Data Flow and Orchestration
Tying the layers together requires robust orchestration. Here’s a Prefect flow that manages the complete pipeline:
from prefect import flow, task
from prefect.tasks import task_input_hash
from datetime import timedelta
@task(retries=2, cache_key_fn=task_input_hash, cache_expiration=timedelta(hours=1))
def run_bronze_ingestion(source_path: str, bronze_table: str):
return ingest_to_bronze(source_path, bronze_table, "web_analytics")
@task(retries=2)
def run_silver_transformation(bronze_table: str, silver_table: str, watermark: str):
transform_to_silver(bronze_table, silver_table, watermark)
@task(retries=1)
def run_gold_aggregation(silver_table: str, gold_table: str):
build_gold_user_engagement(silver_table, gold_table)
@task
def get_last_watermark(table: str) -> str:
# Retrieve last processed timestamp from metadata store
return spark.sql(f"SELECT max(_ingested_at) FROM {table}").collect()[0][0]
@flow(name="medallion-pipeline")
def medallion_etl_flow(source_date: str):
source_path = f"s3://raw-events/clickstream/{source_date}/"
# Bronze ingestion
bronze_count = run_bronze_ingestion(source_path, "bronze.clickstream_events")
# Silver transformation (depends on bronze)
watermark = get_last_watermark("silver.clickstream_events")
run_silver_transformation(
"bronze.clickstream_events",
"silver.clickstream_events",
watermark,
wait_for=[bronze_count]
)
# Gold aggregation (depends on silver)
run_gold_aggregation(
"silver.clickstream_events",
"gold.user_engagement_daily"
)
# Schedule daily runs
medallion_etl_flow("2024/01/15")
When to Use (and When Not To)
Medallion architecture excels when:
- You need audit trails and data lineage for compliance
- Multiple teams consume data at different quality levels
- Source systems are unreliable or schemas evolve frequently
- You’re building ML pipelines that require reproducible feature engineering
Consider alternatives when:
- You’re a small team with simple analytics needs (just use dbt on a warehouse)

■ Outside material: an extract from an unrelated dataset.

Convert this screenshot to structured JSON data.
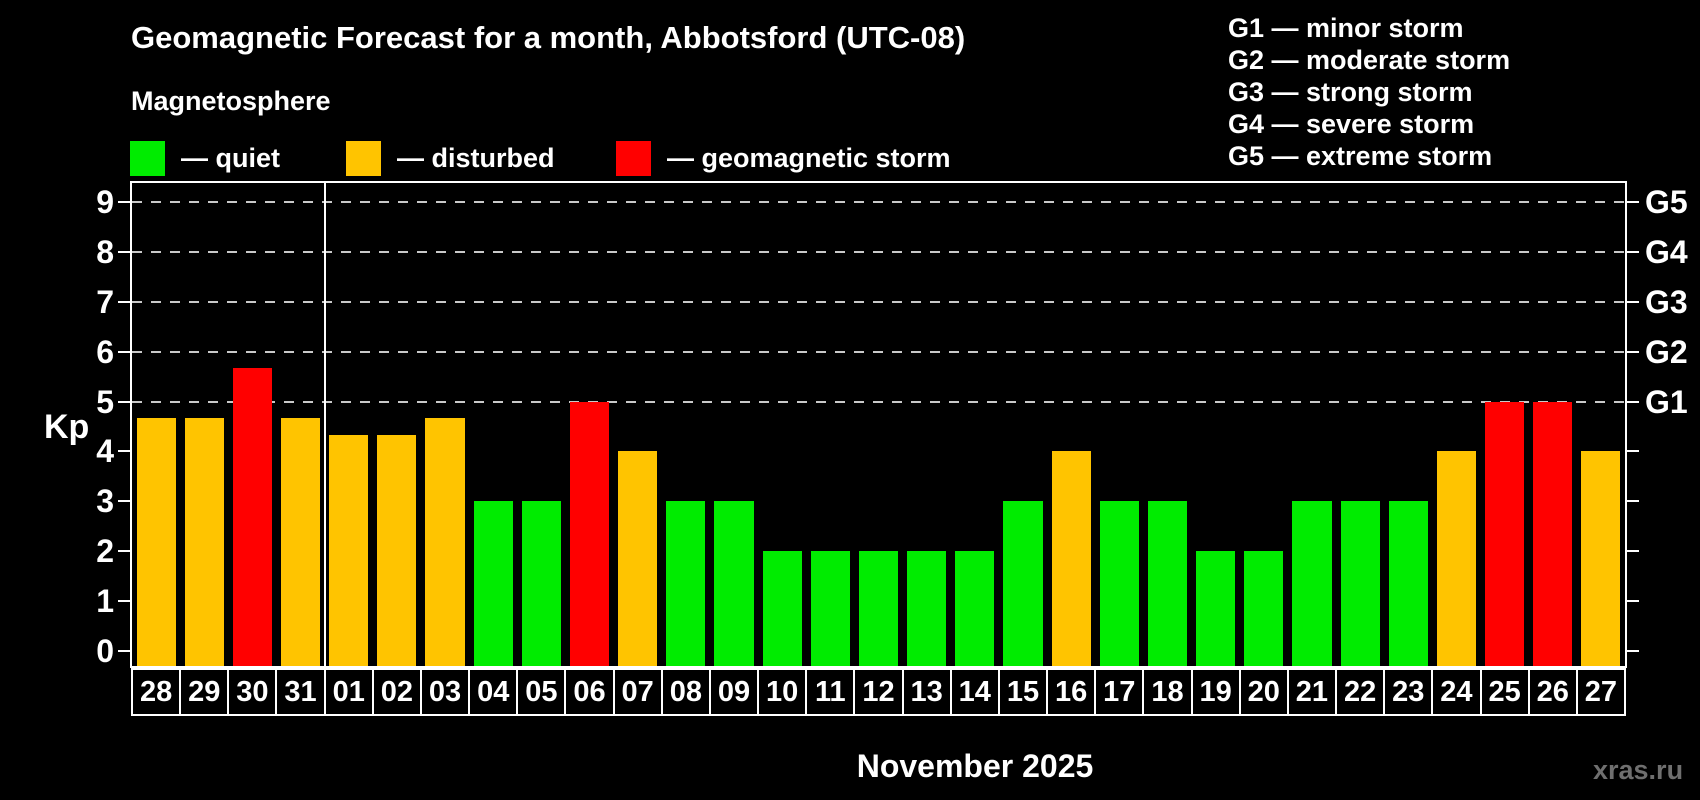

- Your use case is purely real-time streaming (consider Kappa architecture)
- Storage costs are a primary concern (three copies of data adds up)
Common anti-patterns to avoid:
- Skipping Silver and going Bronze → Gold directly (you’ll regret it during debugging)
- Over-engineering Bronze with complex transformations (keep it raw)
- Building too many Gold tables (consolidate around business domains)
Getting Started
Start small. Pick one data source, implement all three layers, and iterate. Use Delta Lake or Apache Iceberg for table format—both provide the ACID guarantees and time travel capabilities that make medallion architecture practical.
Your implementation checklist:
- Set up separate schemas/databases for each layer
- Implement Bronze ingestion with metadata enrichment
- Define Silver quality rules and deduplication logic
- Build one Gold table serving a real business need
- Add orchestration with proper dependency management
- Document data contracts between layers
The medallion pattern isn’t revolutionary—it’s organized pragmatism. Each layer has a clear responsibility, failures are isolated, and debugging becomes systematic rather than chaotic.